Разом стало легче. Не зря говорила бабушка Корениха: узнать имя болезни – почти за порог отогнать.
«А дались они мне!»
Светел даже остановился. Снова сжал кулаки, пристально на них посмотрел. Хорошие кулаки. Левый славно рассажен в первородном бою на ручье.
«Больше ни к кому не стану охотиться! Вовсе к этим сеггаровичам не подойду!»
С плеч свалился трёхпудовый мешок. Светел как взлетел. Улыбаясь, вышел в ряд, где торговали «молоками». Этим рыбьим словом левобережников догадало называть молочный скоп – простоквашу, сыр, масло.

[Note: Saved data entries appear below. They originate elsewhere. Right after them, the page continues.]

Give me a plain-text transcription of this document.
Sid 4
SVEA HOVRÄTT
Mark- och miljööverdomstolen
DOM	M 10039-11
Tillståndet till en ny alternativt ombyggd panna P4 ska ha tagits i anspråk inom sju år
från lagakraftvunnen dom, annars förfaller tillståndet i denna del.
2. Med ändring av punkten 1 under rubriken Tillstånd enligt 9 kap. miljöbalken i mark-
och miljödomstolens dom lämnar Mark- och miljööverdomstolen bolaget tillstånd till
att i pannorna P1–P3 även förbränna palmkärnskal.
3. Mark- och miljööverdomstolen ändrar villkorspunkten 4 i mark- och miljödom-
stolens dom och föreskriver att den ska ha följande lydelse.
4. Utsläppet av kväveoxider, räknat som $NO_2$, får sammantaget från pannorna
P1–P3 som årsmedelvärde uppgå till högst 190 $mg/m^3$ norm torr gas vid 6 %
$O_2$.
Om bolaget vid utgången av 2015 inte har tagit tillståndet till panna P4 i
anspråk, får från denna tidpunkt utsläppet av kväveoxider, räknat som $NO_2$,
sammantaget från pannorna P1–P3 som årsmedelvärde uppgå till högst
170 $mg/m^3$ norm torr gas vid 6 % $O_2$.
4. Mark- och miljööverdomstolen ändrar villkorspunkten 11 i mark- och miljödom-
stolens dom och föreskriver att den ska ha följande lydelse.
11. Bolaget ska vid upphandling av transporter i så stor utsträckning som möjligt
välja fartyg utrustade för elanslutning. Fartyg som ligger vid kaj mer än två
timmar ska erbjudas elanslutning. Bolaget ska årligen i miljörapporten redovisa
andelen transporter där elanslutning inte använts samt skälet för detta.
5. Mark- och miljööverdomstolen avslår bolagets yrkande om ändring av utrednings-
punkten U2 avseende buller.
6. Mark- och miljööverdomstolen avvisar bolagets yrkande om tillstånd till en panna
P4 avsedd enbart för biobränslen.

– Будешь так-то сквалыжить, выкормленику чесноком отрыгнётся…
– Что?
Светел повернул голову.
Знать бы загодя, где падать придётся, соломки бы подстелил!..
Вполоборота к нему стояла девка такой разящей красоты, что парень мигом забыл все свои думы, страхи, надежды. Сделал шаг, другой, третий…
– А что слышала! – пеняла торговка. – Знала б ты, приблуда, сколько моих трудов задаром берёшь!
Девка впрямь была пришлая. Стояла одетая по-дорожному, в тёплые штаны с телогреей. Только что расплатилась за кувшинчик козьего молока, совсем маленький, взрослому человеку на два глотка. Уже ссыпав в бурачок медяки, молочница подосадовала на дешевизну. На то, что не семь шкур содрала, всего три.
– Так и я свои куны не в сугробе нашла, – сказала красавица.